The reason such things are in the property tax is to make the cost progressive. Businesses, for example, pay for leaf pickup, even though they don’t use it, to ease the burden on lower income folks. In fact, paying for the amount of leaves you put in the street would not only be fairer, but might put an end to the silly practice of throwing away all the fertilizer your trees need next year. Just mow them when they’re dry.

Even this relatively small garbage increase, however, will have an impact because more people than ever budget. That $150 per year won’t come out of peoples’ savings, I sincerely hope, but out of whatever discretionary spending they still manage to have. Think of it as 50,000 fewer pizzas or lunches downtown per month. In other words, as much as $6 million a year will flow out of the local economy to cover city operating expenses.

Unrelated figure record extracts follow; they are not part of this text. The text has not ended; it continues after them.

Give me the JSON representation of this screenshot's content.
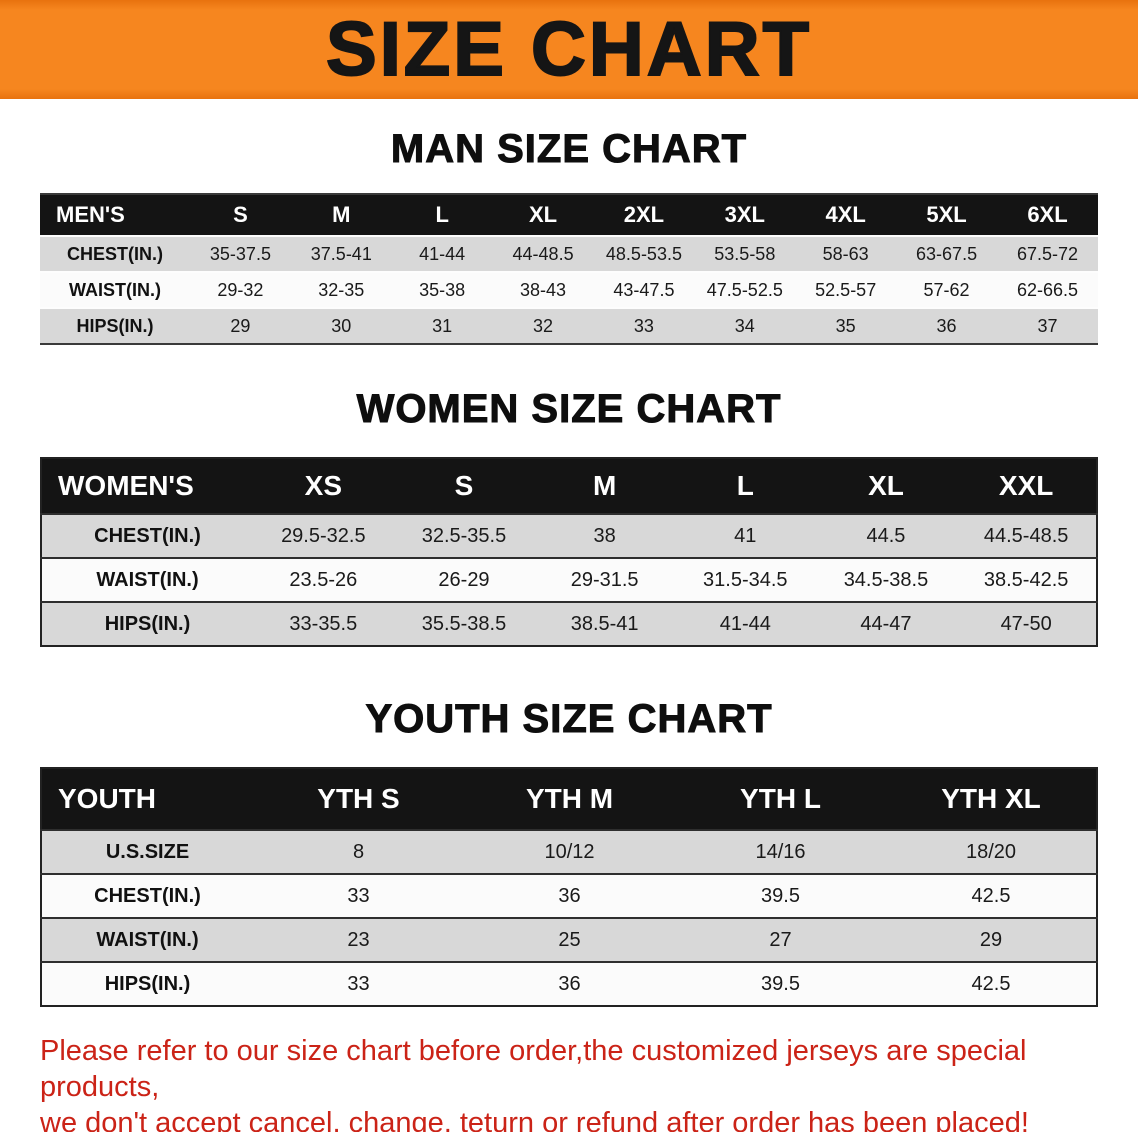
{
  "banner": {
    "title": "SIZE CHART"
  },
  "colors": {
    "banner_orange": "#F6861F",
    "table_header_black": "#141414",
    "row_gray": "#D8D8D8",
    "row_white": "#FBFBFB",
    "disclaimer_red": "#CB2317"
  },
  "chart_data": [
    {
      "type": "table",
      "title": "MAN SIZE CHART",
      "columns": [
        "MEN'S",
        "S",
        "M",
        "L",
        "XL",
        "2XL",
        "3XL",
        "4XL",
        "5XL",
        "6XL"
      ],
      "rows": [
        [
          "CHEST(IN.)",
          "35-37.5",
          "37.5-41",
          "41-44",
          "44-48.5",
          "48.5-53.5",
          "53.5-58",
          "58-63",
          "63-67.5",
          "67.5-72"
        ],
        [
          "WAIST(IN.)",
          "29-32",
          "32-35",
          "35-38",
          "38-43",
          "43-47.5",
          "47.5-52.5",
          "52.5-57",
          "57-62",
          "62-66.5"
        ],
        [
          "HIPS(IN.)",
          "29",
          "30",
          "31",
          "32",
          "33",
          "34",
          "35",
          "36",
          "37"
        ]
      ]
    },
    {
      "type": "table",
      "title": "WOMEN SIZE CHART",
      "columns": [
        "WOMEN'S",
        "XS",
        "S",
        "M",
        "L",
        "XL",
        "XXL"
      ],
      "rows": [
        [
          "CHEST(IN.)",
          "29.5-32.5",
          "32.5-35.5",
          "38",
          "41",
          "44.5",
          "44.5-48.5"
        ],
        [
          "WAIST(IN.)",
          "23.5-26",
          "26-29",
          "29-31.5",
          "31.5-34.5",
          "34.5-38.5",
          "38.5-42.5"
        ],
        [
          "HIPS(IN.)",
          "33-35.5",
          "35.5-38.5",
          "38.5-41",
          "41-44",
          "44-47",
          "47-50"
        ]
      ]
    },
    {
      "type": "table",
      "title": "YOUTH SIZE CHART",
      "columns": [
        "YOUTH",
        "YTH S",
        "YTH M",
        "YTH L",
        "YTH XL"
      ],
      "rows": [
        [
          "U.S.SIZE",
          "8",
          "10/12",
          "14/16",
          "18/20"
        ],
        [
          "CHEST(IN.)",
          "33",
          "36",
          "39.5",
          "42.5"
        ],
        [
          "WAIST(IN.)",
          "23",
          "25",
          "27",
          "29"
        ],
        [
          "HIPS(IN.)",
          "33",
          "36",
          "39.5",
          "42.5"
        ]
      ]
    }
  ],
  "disclaimer": {
    "line1": "Please refer to our size chart before order,the customized jerseys are special products,",
    "line2": "we don't accept cancel, change, teturn or refund after order has been placed!"
  }
}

The other tax approved was a 0.50 percent increase in the sales tax, expected to bring in at least $8.5 million a year, and which could sunset in two years, barring a real or manufactured financial crisis requiring it to remain. Pardon me if that sounded cynical.

Two million of those dollars will be used to lower the property tax levy. The rest would be used to lower our debt and rebuild our cash reserves. If the additional income is divided equally between the two tasks, rebuilding the reserves to an acceptable level would take about six years, and $3.25 million in property tax money per year that is currently used for debt service would become available.

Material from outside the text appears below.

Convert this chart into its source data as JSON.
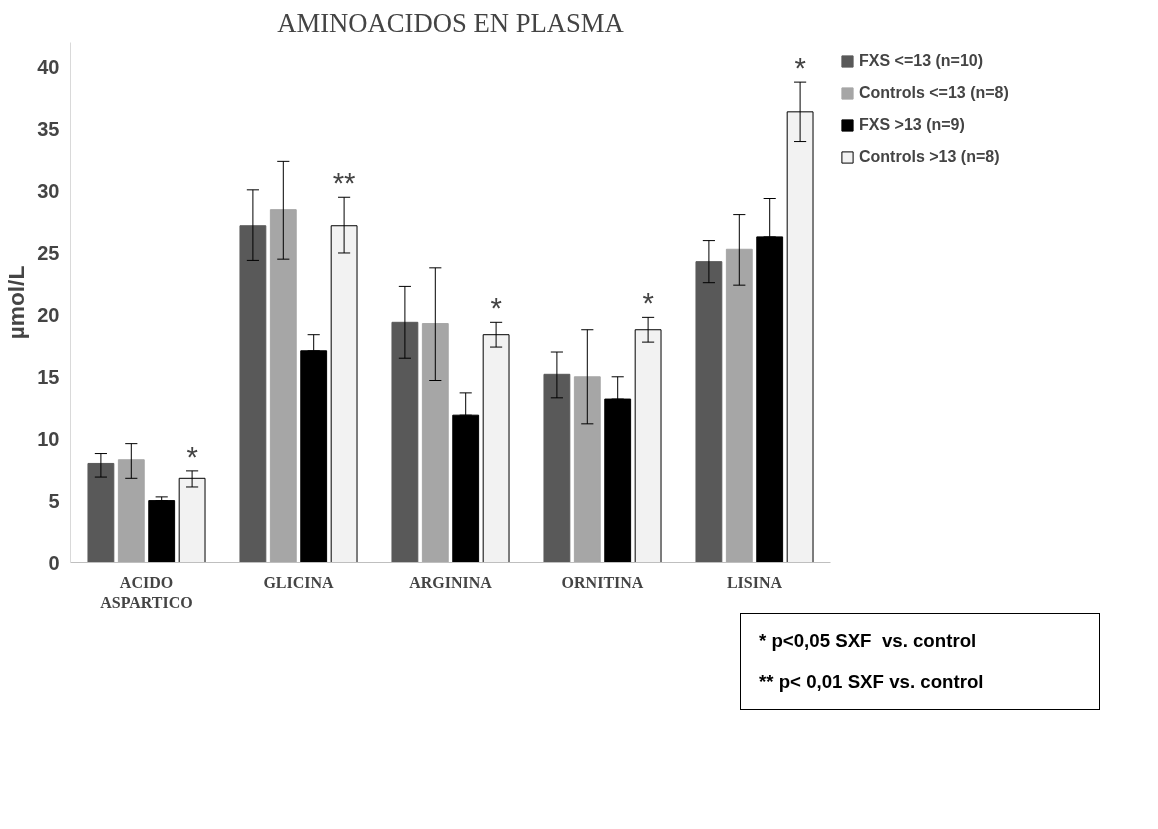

Some expressed regret that the sales tax approved was not the original level proposed, 1 percent, so that rebuilding the reserves could be done sooner. However, you’ll recall that much of that 1 percent was not to reduce debt, but to build a capital projects fund to do things like a $40 million reconstruction of the Central Parking facility.

If you listened careful to the sales tax ordinance as it was read, a wise thing to always do, you noticed that the capital projects language was still in there, even though the money for it was not. Again, pardon me if that sounds a tiny bit ominous.

bill.mego@sbcglobal.net

Bill Mego is a freelance columnist for the Naperville Sun.